Women, of course, are highly visible. In this age before oppressive art museums and institutionalised art schools, the fluidity of role between home duties and artist was paralleled by male crossovers, say between farming and painting, photography and pharmacy, photography and jewellery.

Finally, it is the 450 plates which make the book essential for art history and art theory. Without these largely unfamiliar images it would be merely a resource for social history. The plates, in the end, do not `illustrate' the texts. The plates are the text: they justify the laborious biographical research; the biographies 'illustrate' the works of art.

There are a few unfamiliar paintings by high art male oil painters. John Richardson, father of Douglas Richardson, lived two years at Portland, two at Melbourne, died of typhus in 1862, and provides the cover picture, 'Drawing from Life', of children playing at grown-up artists in their father's studio. But far more telling are the very numerous `minor' works with major aesthetic force.

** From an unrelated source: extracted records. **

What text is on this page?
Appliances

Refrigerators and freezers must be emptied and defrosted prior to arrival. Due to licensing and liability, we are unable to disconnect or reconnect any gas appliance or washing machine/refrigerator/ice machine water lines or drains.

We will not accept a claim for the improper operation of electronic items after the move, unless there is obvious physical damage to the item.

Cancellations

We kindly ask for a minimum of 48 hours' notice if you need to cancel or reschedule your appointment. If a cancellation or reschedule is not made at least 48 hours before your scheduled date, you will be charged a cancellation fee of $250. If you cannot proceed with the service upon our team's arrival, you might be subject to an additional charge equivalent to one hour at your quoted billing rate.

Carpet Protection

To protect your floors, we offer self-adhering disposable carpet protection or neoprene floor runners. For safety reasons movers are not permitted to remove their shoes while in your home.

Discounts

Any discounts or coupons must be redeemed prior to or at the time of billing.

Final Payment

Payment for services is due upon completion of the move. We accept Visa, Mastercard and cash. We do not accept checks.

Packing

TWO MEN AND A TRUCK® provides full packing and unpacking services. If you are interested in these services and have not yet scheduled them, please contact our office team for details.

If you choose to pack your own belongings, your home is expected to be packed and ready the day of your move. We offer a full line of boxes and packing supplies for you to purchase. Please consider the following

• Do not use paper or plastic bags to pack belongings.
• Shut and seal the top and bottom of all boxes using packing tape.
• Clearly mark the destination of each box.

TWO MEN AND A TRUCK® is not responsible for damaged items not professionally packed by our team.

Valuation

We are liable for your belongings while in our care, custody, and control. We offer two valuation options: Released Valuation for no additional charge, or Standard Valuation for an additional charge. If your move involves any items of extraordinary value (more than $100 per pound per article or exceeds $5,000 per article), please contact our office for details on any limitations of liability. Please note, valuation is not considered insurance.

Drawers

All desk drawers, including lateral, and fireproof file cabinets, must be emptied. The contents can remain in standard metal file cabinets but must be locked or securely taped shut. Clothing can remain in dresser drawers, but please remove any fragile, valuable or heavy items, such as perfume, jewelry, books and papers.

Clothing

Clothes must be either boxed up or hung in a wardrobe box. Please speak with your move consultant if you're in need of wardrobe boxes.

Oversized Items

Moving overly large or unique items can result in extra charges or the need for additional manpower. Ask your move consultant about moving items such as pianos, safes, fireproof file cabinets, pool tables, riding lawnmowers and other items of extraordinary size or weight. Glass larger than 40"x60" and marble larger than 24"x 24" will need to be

No other Australian book, perhaps no European or American book, has so subversively introduced the carefree amateur to the status-and-income-worried professional, and thus allowed grazier Henry Godfrey's sketchbook drawing 'Kennedy and self', of pastoralists and Aborigines making the bonfire for Kennedy's daughter's 21st birthday party at Boort on the Loddon in 1863, to upstage so many dull professional photographs or paintings. Godfrey's drawing transcends the quaint charm of naivete. The sideways format permits a narrow, vertical, cropped image of stacked boughs inhabited by climbing men, around the upward-waving branches of a tall tree, to become prophetic of the night's leaping flames and rite-of-passage conviviality. It's a magical conjunction of imagery and form: 'minor' art practice has produced a `major', (i.e. a real, aesthetically forceful) work of art.

The 1984 try-out for this dictionary, with draft biographies for artists with names from A to H only, indicated that, besides painters, photographers and engravers, we would also get "architects, sculptors and craftspersons 1770 - 1870". Clearly their inclusion was unmanageable. So is the prospect of continuing from 1870 to 1970, or to 1990. Although it would be a loss if the work done on architects, sculptors and craftspersons is not completed and not published, there should be no regrets. Joan Kerr has already given us more than we knew we needed.